Pochi lustri dopo la modesta marina diveniva un ricco centro di commerci e industrie ad opera di famiglie di imprenditori giunte da tutta l'Italia Meridionale. Con grande lungimiranza, la sede comunale vi veniva trasferita già nel 1881. Fu allora che la Marina si impose come località di villeggiatura e bagni. Sorgevano imponenti palazzi e attivi "cantieri" e industrie; nel 1904 la Marina si dotava di una sua chiesa, che nel 1941 diveniva Parrocchia autonoma; nel 1908 i Salesiani istituivano, dopo l'Oratorio, un Ginnasio-Liceo, che faceva di Soverato anche un rinomato centro di studi. Scuole pubbliche e private, uffici, comandi militari, stabilimenti balneari e associazioni culturali rendono Soverato una città particolarmente attiva.

TRADIZIONI:
Nel calendario delle ricorrenze e festività religiose locali, un posto di rilievo spetta ai Riti della Settimana Santa a Soverato Superiore, che hanno inizio al giovedì con la "Presa di Gesù nell'orto" e si concludono Domenica di Pasqua con a "Cumprunta", con l'incontro, cioè di Gesù risorto con la Madonna.

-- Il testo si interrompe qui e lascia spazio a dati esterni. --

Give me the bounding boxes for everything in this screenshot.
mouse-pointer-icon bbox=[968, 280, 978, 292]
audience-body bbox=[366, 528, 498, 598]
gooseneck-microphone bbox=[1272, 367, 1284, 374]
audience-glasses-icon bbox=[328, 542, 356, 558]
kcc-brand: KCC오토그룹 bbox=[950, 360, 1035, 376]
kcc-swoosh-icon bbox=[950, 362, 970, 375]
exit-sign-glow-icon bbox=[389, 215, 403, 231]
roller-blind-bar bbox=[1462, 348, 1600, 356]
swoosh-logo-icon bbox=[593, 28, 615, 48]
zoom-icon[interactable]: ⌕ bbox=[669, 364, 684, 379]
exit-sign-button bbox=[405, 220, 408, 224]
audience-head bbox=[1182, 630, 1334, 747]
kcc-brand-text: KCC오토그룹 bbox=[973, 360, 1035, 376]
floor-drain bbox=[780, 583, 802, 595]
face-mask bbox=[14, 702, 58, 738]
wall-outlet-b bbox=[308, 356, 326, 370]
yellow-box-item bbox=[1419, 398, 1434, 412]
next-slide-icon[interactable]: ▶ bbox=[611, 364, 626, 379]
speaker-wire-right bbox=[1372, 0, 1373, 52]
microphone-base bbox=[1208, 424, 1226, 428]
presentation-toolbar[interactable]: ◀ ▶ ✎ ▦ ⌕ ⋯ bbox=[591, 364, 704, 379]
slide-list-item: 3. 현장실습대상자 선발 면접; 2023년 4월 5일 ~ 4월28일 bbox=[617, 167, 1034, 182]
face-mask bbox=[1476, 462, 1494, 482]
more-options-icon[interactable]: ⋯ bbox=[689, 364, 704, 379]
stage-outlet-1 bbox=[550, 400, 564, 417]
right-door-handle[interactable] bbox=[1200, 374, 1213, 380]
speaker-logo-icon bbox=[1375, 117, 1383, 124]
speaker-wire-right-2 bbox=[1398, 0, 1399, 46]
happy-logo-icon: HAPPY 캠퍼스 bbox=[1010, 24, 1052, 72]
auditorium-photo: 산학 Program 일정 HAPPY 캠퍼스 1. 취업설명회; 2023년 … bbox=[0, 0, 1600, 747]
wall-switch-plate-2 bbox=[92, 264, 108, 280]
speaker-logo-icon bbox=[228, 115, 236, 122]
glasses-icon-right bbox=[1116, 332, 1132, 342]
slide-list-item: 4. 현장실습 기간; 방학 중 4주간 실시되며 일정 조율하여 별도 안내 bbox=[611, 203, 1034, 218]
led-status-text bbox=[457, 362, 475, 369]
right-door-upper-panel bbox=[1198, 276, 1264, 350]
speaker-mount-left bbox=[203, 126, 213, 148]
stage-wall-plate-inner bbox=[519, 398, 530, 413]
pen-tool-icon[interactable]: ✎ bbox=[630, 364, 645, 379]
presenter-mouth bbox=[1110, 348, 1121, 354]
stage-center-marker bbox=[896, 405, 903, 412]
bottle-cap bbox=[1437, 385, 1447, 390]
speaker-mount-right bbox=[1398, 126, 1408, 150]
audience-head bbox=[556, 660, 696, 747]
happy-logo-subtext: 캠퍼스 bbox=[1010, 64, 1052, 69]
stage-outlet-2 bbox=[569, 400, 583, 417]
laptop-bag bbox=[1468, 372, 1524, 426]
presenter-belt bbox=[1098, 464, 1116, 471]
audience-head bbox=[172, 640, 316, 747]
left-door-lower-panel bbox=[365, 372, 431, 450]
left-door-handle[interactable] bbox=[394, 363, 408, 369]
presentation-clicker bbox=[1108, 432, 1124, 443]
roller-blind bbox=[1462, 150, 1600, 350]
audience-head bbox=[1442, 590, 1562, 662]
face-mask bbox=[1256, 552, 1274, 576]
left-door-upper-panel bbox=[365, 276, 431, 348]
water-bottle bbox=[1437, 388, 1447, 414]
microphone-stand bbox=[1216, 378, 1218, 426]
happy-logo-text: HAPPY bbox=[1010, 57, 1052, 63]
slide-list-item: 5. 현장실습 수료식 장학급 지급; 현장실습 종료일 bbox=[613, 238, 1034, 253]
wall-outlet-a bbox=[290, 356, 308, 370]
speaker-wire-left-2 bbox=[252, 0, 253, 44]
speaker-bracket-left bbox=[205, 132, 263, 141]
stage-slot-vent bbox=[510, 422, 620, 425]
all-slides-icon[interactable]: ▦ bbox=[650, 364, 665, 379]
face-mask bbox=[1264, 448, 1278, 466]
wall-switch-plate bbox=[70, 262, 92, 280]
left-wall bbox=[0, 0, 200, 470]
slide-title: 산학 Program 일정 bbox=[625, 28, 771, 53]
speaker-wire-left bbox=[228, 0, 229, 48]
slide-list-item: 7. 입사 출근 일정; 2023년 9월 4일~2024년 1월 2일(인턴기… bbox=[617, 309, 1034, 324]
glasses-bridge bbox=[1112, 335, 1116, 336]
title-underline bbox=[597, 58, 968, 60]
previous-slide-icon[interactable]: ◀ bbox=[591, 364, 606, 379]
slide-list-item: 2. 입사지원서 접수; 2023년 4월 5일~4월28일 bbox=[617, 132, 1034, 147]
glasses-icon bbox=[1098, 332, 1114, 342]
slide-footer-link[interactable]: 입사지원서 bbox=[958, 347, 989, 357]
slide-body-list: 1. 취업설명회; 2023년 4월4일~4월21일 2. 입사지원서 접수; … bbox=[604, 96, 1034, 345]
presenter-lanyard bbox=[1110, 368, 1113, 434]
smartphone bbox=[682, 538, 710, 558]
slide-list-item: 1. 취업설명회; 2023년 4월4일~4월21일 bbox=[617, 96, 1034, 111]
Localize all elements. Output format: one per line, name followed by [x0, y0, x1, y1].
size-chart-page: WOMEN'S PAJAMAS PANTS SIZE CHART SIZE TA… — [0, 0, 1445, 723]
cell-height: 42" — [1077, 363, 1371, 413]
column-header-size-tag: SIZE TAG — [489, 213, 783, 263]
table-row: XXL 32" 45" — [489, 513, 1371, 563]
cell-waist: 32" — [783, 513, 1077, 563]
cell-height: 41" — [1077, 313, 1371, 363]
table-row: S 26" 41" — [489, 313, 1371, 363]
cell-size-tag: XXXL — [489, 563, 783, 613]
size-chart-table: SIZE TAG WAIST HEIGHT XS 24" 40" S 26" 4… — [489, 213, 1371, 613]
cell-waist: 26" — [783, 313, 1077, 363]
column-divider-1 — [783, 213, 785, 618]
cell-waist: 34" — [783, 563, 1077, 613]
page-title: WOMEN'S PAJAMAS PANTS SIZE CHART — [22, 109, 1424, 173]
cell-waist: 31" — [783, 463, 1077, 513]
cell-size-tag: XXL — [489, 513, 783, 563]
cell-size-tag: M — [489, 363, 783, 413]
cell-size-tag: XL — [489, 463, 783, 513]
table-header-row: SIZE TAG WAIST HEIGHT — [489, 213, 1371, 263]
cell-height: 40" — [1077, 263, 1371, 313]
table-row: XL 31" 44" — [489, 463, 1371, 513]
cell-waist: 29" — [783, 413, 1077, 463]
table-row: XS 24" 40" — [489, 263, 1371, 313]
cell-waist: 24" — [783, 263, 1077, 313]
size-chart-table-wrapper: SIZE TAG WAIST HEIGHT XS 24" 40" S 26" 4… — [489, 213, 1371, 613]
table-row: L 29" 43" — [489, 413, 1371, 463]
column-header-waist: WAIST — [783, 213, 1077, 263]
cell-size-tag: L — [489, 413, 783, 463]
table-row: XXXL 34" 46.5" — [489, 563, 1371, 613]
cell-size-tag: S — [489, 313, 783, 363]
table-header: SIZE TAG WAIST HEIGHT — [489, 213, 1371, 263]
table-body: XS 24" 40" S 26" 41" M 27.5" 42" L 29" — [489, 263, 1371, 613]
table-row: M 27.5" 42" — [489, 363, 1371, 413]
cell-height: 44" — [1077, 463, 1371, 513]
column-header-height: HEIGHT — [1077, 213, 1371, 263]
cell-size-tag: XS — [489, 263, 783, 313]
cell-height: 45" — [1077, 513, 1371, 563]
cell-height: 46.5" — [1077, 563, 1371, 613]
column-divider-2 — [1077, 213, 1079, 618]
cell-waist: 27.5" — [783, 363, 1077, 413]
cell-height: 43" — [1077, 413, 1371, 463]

In estate, assai caratteristica è la festa di Maria SS. di Porto Salvo, protettrice dei marinai (seconda domenica di Agosto), con processione a mare e corteo di barche, giochi popolari e spettacolo pirotecnico notturno. Quanto alle fiere tradizionali, da segnalare quelle della "Galilea" (lunedì-martedì dopo Pasqua) e di Sant'Anna (fine Luglio). Tra le manifestazioni ricorrenti della stagione estiva, oltre ai tornei e alle gare sportive, da ricordare le Sagre di mezza estate a Soverato Superiore, quella delle "sarde e peperoni fritti" (un piatto tipicamente locale) e la "Sagra della melanzana" che ha luogo a Soverato Superiore la terza domenica di Settembre, in occasione della Festa della Patrona, Maria SS. dell'Addolorata.